A 12-year-old boy charged with bringing guns into a middle school was found out because an assistant principal making rounds heard a cartridge being popped into a rifle inside a bathroom stall, a newspaper reported.

Assistant Principal Jamie Addington (search), who is a hunter, "knew instinctively" that he had heard the sound of a gun being loaded, his wife, Sherry, told The Washington Post.

Sherry Addington said her husband looked under the stall Friday and saw the boy with a loaded .30-06 rifle, another rifle and a shotgun.
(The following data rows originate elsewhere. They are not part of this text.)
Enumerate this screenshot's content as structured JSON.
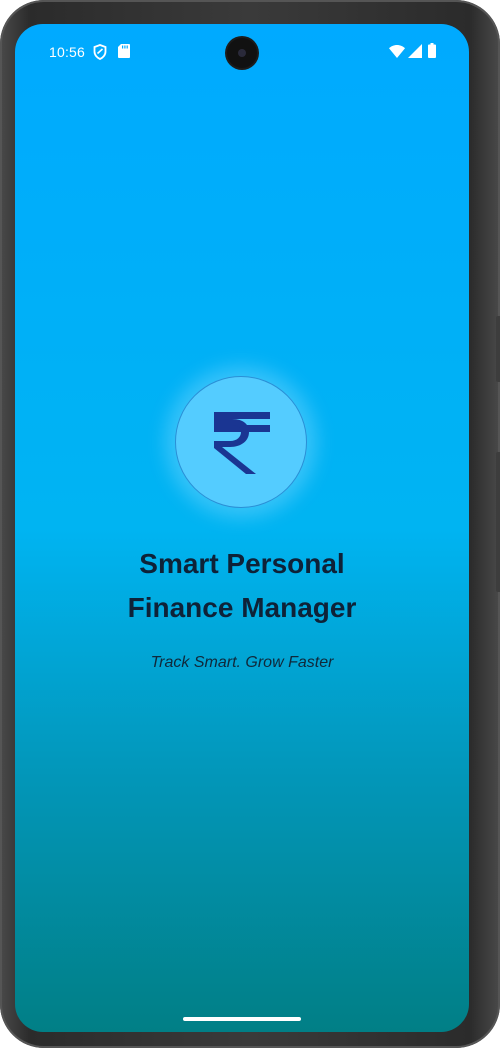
{
  "status_bar": {
    "time": "10:56",
    "icons": [
      "shield-icon",
      "sd-card-icon",
      "wifi-icon",
      "signal-icon",
      "battery-icon"
    ]
  },
  "splash": {
    "logo_icon": "rupee-icon",
    "title_line1": "Smart Personal",
    "title_line2": "Finance Manager",
    "tagline": "Track Smart. Grow Faster"
  },
  "colors": {
    "gradient_top": "#00aaff",
    "gradient_bottom": "#017f86",
    "logo_circle": "#54ccff",
    "rupee": "#1a3592",
    "title_text": "#0e2238"
  }
}
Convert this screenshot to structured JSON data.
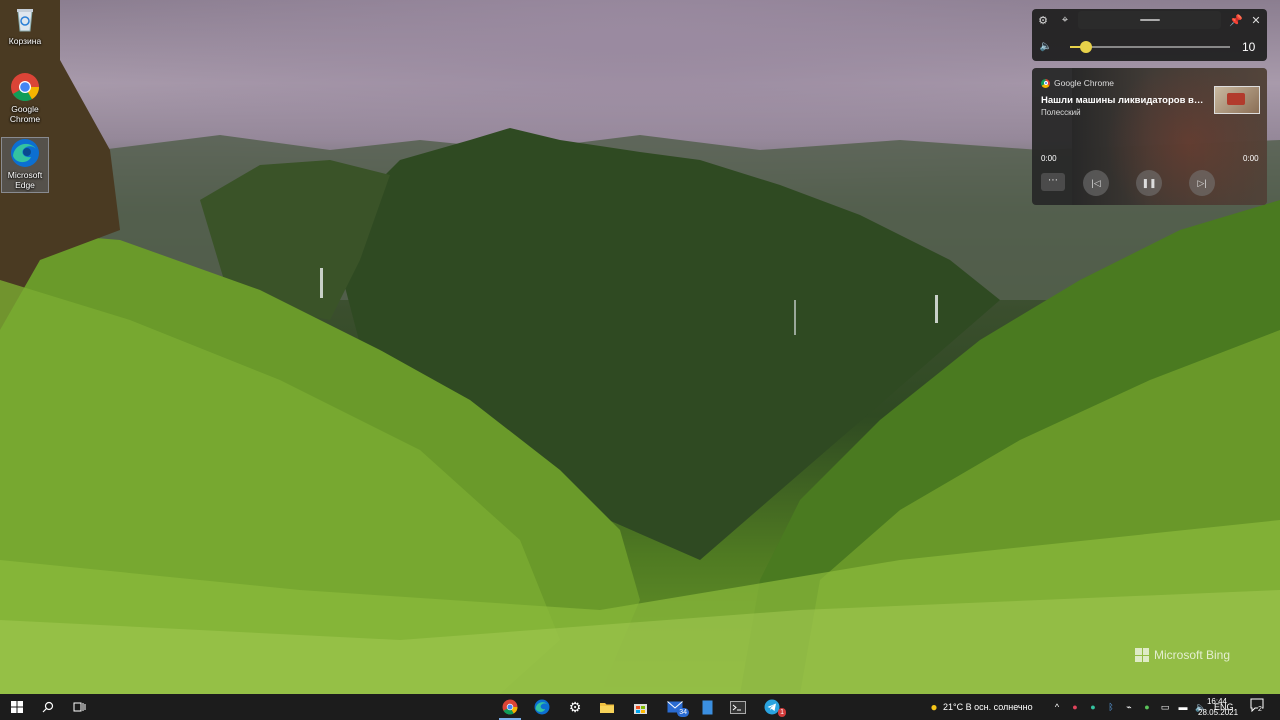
{
  "desktop": {
    "icons": [
      {
        "label": "Корзина"
      },
      {
        "label": "Google Chrome"
      },
      {
        "label": "Microsoft Edge"
      }
    ],
    "watermark": "Microsoft Bing"
  },
  "volume_flyout": {
    "value": "10",
    "level_percent": 10,
    "accent_color": "#e8d24a"
  },
  "media": {
    "app_name": "Google Chrome",
    "title": "Нашли машины ликвидаторов в Припяти",
    "artist": "Полесский",
    "time_elapsed": "0:00",
    "time_total": "0:00"
  },
  "taskbar": {
    "weather": "21°C  В осн. солнечно",
    "language": "ENG",
    "time": "16:44",
    "date": "28.05.2021",
    "notification_count": "2",
    "mail_badge": "34",
    "telegram_badge": "1"
  }
}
Shocked, he called police while the school quickly implemented an emergency plan.

With police on their way, Bull Run Middle School (search) Principal William Bixby announced over the school loudspeaker that there was a student with a gun in the school, that a lockdown was being initiated and that students should get under their desks.

No one was hurt and no shots were fired, but the situation had parents and students shaking their heads in disbelief as they returned to the school Saturday to collect items left behind after school officials eventually evacuated the building.

Police charged the boy with possession of a firearm on school property, possession of a firearm by a minor and other charges. He was expected to be arraigned Monday in juvenile court.

Naomi Lewis, 38, a cafeteria worker at Bull Run, was charged with possession of a firearm on school property. Her arraignment also was set for Monday.

Police have refused to say whether Lewis is related to the boy, but news reports have identified her as his mother. Investigators said Lewis saw the guns in her car after she drove with the boy to school, locked them in the vehicle, and told no one.

Police said the boy later used a key to retrieve the weapons without Lewis' knowledge.

Authorities said the boy was spotted with one of the guns and the rest were found later. Prince William County police recovered two rifles and a shotgun.

Friends, neighbors and fellow students described the boy as quiet and polite, but also said he was mercilessly teased about his weight, his glasses and his clothing.

They told the Post he talked at the start of the school year about wanting to take over the school, hold hostages and extort money and a helicopter to fly him out of the country.

"Everybody thought he was joking," said one of the boy's best friends and neighbors, whose mother asked that neither she nor her son be identified.